İşten atmalar, ücretsiz izinler, esnek çalıştırma uygulamaları, işçilerden çalınan paralarla kurulan fonların yağmalanması, kıdem ve emeklilik haklarına saldırılar azgınlaşırken işçilerin kapana kısılması normalleştiriliyor. Devletlerin hayata geçirdiği karantina uygulamaları yetersiz bulunuyor, daha da ötesi isteniyor. Otoriter ve totaliter rejimlerin iktidarda olduğu ülkelerde, bu ülkeler zaten hapishaneye dönüşmüşken, adeta tek kişilik hücrelerin talep edildiği içler acısı bir dönem yaşanıyor. Burjuvazi kitleleri bölüp parçalamak için her daim yeni yöntem ve araçlar geliştirdi. Hem de sözde kitleleri kırıp geçiren bir virüsten farklı olarak can yakıcı gerçek silahlar kullandı. İnsanları milyonlar halinde katleden faşist diktatörlükler, savaşlar, açlık, kıtlık, salgın hastalıklar ve dahası… Peki bunların hepsinin art arda patlak verdiği dönemlerde devrimciler ne yaptı? Tarih derslerini sunsa da “hafıza-i beşer nisyan ile malûldür” demişler. Ama tarihi unutanlar ya da olaylara ve gelişmelere devrimci Marksizmin penceresinden, sınıf mücadelesi perspektifinden bakamayanlar, dün olduğu gibi bugün de hatalara düşmeye mahkûmdurlar. Burjuvazinin masallarıyla avunanların nasıl bir duruma düştükleri, fikirlerini her koşulda savunanların ise nasıl bir destan yazdıkları ortadadır.
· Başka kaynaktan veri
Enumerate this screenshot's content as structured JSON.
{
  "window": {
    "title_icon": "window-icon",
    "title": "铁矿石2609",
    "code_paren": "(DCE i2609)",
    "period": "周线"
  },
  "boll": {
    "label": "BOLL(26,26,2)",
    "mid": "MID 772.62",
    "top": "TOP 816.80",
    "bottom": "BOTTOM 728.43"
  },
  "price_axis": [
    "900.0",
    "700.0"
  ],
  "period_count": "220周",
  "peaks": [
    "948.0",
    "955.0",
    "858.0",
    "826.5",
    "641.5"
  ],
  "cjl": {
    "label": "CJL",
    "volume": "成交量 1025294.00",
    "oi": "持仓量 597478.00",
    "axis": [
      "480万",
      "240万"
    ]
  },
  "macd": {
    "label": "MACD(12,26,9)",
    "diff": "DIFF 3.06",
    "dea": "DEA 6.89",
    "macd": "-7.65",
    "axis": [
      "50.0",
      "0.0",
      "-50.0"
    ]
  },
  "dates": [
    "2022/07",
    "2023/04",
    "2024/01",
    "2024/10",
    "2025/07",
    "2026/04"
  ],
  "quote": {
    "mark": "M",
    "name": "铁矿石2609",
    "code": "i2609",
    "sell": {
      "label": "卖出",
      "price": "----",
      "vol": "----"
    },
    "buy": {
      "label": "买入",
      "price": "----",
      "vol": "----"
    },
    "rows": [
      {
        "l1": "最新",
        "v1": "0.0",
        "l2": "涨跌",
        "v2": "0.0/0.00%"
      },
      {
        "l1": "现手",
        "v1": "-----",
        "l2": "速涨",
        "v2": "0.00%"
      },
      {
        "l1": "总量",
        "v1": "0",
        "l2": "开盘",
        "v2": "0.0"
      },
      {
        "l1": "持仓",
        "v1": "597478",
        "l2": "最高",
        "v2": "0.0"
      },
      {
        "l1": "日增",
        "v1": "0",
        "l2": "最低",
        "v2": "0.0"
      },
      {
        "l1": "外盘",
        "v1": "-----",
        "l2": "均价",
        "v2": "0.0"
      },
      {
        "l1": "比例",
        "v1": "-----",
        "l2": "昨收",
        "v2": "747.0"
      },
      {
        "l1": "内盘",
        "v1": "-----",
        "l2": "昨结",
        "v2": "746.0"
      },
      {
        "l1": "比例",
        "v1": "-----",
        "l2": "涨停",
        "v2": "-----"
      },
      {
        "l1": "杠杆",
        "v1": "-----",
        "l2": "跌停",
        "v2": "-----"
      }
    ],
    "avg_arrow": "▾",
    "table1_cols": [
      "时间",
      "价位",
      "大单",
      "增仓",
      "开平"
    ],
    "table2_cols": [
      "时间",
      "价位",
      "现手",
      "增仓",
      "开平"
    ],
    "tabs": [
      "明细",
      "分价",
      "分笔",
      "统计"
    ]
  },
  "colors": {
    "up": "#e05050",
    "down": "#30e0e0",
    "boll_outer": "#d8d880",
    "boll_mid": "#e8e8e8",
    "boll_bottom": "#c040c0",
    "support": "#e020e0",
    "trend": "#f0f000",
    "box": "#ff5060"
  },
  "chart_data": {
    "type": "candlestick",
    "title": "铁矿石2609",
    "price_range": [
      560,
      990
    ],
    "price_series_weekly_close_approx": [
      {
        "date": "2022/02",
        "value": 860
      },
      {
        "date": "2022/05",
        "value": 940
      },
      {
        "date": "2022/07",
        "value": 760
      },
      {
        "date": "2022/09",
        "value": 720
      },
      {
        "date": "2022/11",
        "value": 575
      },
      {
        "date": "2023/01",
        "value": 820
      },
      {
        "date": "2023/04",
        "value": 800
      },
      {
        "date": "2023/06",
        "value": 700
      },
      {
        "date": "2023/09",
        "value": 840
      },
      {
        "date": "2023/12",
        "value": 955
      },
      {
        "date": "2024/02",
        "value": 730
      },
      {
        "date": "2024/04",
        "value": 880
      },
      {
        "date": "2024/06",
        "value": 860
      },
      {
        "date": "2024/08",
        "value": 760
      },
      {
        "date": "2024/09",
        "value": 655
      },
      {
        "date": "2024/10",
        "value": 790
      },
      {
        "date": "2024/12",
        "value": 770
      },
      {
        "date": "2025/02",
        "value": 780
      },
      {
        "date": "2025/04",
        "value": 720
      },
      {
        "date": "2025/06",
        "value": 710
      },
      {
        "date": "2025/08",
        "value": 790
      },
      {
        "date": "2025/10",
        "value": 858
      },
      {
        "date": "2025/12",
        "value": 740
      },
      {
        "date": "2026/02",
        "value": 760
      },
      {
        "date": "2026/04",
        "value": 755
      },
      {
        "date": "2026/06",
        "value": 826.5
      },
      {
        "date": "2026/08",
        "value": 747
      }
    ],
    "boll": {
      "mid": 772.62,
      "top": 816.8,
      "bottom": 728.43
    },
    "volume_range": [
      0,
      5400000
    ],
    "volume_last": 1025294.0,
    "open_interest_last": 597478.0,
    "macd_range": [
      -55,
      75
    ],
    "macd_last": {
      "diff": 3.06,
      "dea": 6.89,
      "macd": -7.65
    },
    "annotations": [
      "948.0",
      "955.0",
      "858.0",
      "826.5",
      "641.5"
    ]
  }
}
Zor zamanların sınavından kalmak ya da geçmek
Hatırlanacak olursa Birinci Dünya Savaşı öncesinde Alman Sosyal Demokrat Partisi SPD’nin önde gelen isimleri Kautsky ve Bernstein artık savaşların olmayacağını iddia ediyor, bunu yaparken de militarizmin burjuvazinin çıkarlarına da ters düştüğünü ve onlar açısından da zararlı bir şey olduğunu teorize etmeye çalışıyorlardı. Ama kısa süre sonra savaş patlak verdiğinde SPD’nin ve 2. Enternasyonal’in emperyalist savaşa karşı aldığı tutum ibretlikti. Dün “Bütün ülkelerin işçileri birleşin” diyenler bugün kardeşlerin birbirini boğazlayacakları bir savaşın destekçisi konumuna gelmişlerdi. Burjuvazinin gösterdiği yoldan gidenlerin ihanetine karşılık devrimci Marksizmin bayrağına sıkı sıkı tutunan ve fikirlerini asla yarı yolda bırakmayanlar da olacaktı. Rosa Luxemburg, Karl Liebknecht, Clara Zetkin, Franz Mehring gibi liderler, Lenin’in de savunduğu bir siyasal tutum alarak, emperyalist savaşa karşı mücadele etmeyi seçtiler. Onların bu tercihi ve ömürlerinin son gününe kadar verdikleri kararlı mücadele tarihe sahiplenilmesi gereken devrimci bir eylem olarak geçti. Fakat burjuvazinin şovenist söylemleriyle hipnotize olanlar ve burjuvaziye akıl hocalığına soyunan Kautsky gibiler, davasına ihanet etmiş kara bir leke olarak anılmaya mahkûm oldular.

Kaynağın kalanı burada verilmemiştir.